The problem is I want to connect to crrcsim on linux. When I plug the Pro Micro into the chromebook USB, it is seen as an ordinary serial device, /dev/ttyACM0. I believe if linux sees a joystick it needs to show up as /dev/input/js0. On windows the joystick is recognized as Arduino Leonardo, but no luck on linux.
I looked at the SparkFun example that converts a simple joystick into mouse movement, so I’m thinking instead of reading input from a joystick, I could use the PPM and convert that to mouse. Is this too kooky?
The other idea I have is to somehow output from the Pro Micro over an audio cable, but I don’t know which pins to use or how to write to them instead of over serial.write. I consider this because the crrcsim has an input option of “audio” and when I pull that down in menu, it sees my sound card device.
Here’s the link to the code I’m using on the Pro Micro:
https://wireless-rc-adapter.github.io/
There’s a library for Arduino that you might check out in the link below. I think that might work for you.
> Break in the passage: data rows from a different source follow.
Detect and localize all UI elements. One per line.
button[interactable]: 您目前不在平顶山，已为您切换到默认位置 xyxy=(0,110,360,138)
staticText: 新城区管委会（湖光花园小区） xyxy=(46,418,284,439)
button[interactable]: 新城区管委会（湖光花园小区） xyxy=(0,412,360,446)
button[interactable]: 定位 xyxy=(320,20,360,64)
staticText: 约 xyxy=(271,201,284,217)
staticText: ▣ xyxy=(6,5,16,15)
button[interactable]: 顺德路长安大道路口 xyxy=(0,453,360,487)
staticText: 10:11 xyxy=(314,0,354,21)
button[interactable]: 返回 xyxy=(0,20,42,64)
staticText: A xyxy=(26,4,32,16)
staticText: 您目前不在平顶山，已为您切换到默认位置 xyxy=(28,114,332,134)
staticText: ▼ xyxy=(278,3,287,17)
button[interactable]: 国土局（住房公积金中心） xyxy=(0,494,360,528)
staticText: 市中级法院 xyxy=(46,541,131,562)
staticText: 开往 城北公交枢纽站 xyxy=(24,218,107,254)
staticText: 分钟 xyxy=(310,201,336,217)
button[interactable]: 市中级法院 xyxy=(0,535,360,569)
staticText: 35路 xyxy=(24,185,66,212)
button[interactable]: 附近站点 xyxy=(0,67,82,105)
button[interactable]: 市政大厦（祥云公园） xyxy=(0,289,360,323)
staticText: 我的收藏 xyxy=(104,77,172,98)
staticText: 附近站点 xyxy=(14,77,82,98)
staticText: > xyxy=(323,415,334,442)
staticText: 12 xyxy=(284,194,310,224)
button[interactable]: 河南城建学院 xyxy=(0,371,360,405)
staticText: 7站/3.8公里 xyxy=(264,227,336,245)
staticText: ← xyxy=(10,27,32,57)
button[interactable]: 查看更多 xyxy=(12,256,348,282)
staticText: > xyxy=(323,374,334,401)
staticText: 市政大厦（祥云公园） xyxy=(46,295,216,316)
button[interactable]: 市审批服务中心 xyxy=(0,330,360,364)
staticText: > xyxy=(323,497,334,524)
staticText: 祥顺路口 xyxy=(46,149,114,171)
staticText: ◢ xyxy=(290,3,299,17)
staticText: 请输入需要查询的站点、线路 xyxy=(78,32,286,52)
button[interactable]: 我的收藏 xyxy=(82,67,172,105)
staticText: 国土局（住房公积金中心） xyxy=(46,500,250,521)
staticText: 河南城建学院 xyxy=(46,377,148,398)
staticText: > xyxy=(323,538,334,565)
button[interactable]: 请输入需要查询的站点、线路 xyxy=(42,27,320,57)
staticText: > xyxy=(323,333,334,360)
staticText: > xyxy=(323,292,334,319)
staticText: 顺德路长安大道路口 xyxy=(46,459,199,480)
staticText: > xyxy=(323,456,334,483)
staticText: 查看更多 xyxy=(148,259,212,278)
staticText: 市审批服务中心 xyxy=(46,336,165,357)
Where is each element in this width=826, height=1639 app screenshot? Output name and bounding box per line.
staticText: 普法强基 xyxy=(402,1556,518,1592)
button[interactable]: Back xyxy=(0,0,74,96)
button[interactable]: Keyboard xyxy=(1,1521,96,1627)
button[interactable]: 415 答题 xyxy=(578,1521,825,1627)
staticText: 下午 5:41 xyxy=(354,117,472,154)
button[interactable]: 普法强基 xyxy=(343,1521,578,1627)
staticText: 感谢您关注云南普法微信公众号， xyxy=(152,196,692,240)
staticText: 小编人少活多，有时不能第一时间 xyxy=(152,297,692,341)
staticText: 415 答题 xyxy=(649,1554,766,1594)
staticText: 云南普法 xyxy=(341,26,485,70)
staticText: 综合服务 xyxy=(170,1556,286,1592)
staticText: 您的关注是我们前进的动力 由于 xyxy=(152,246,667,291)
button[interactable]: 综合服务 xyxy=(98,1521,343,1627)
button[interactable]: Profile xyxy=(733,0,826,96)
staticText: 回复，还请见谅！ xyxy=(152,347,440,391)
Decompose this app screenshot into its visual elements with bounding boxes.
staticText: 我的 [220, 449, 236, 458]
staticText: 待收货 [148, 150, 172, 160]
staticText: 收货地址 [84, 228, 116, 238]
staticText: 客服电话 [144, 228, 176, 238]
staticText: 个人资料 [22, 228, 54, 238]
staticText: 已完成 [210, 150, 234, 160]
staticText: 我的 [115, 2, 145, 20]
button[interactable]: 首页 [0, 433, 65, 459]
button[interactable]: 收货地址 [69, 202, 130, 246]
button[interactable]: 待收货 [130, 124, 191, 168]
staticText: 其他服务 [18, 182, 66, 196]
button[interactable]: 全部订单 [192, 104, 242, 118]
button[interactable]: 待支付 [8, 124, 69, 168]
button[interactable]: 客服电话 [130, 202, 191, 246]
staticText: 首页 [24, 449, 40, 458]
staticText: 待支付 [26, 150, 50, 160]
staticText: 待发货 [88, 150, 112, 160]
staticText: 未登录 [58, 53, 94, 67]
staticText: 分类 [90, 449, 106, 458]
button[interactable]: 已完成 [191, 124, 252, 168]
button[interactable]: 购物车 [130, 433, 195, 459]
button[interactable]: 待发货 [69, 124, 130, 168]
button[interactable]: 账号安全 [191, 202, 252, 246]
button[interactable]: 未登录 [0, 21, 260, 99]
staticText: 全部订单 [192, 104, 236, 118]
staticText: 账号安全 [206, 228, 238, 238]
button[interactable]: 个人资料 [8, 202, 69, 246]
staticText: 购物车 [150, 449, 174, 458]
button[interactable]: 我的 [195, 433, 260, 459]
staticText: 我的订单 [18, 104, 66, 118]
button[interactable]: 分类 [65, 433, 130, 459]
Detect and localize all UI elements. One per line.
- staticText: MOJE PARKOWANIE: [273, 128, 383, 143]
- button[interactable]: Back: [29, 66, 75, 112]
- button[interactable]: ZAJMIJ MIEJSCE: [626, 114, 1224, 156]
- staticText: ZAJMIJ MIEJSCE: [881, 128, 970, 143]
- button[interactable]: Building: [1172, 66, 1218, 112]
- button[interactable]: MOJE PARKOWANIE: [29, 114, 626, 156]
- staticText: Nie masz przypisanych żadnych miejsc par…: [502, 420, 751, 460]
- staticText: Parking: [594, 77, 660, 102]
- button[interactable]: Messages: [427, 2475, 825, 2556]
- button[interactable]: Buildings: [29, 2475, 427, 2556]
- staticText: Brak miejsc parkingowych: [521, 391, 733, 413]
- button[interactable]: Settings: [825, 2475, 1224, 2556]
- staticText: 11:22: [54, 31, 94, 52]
https://github.com/MHeironimus/ArduinoJoystickLibrary
As far as connecting via an audio port, I don’t think that’s going to work since Arduino’s output digital data rather than analog data.
The code I’m using already uses that library. It works fine for windows and is recognized as a joystick. Linux doesn’t see it that way. Not sure why. I tried a few different options in the code that had no noticeable effect in windows or linux except if I change the code into debug mode, then linux will see the output over serial as /dev/ttyACM0 in serial monitor.
One idea I have is to hook up my 3DR radio and transmit the output. The 3DR uses a different chip to connect serial. Maybe that will work.
The little test with the 3DR radio shows me that the crrcsim will see /dev/ttyUSB0 but not /dev/ttyACM0 . I read some developer notes from crrcsim and it says the audio type connection takes a PPM signal(which would be square waves from a tx or rx)and sends them over an audio cable to a sound card. I might still try that since the sparkfun hookup guide says that PWM can be output on some pins.
I got it working. I edited the crrcsim.xml file and told it directly which port and baud to use. I also went back to the first program I tried which uses FMSPIC protocol and only needs a couple hundred lines and one tab - no extra libraries and easy to understand. I didn’t get it to work the first time because I attached the signal from the rx to the wrong pin, duh.
Here’s the link to the code I’m using that works to connect the PPM output of my rx to the crrcsim on linux in a chromebook container.
https://www.min.at/prinz/fp-content/att … ic_int.ino
For what it’s worth I am playing with this again. I broke the USB connector on the first one and then I wanted to fly the simulator again, so I bought 4 of those promicro boards. It was a real test of my memory after 2 years which program to load but I remembered I posted the code here. Then I had to screw with crrcsim to get it to recognize the input method and now I’m flying again on the sim.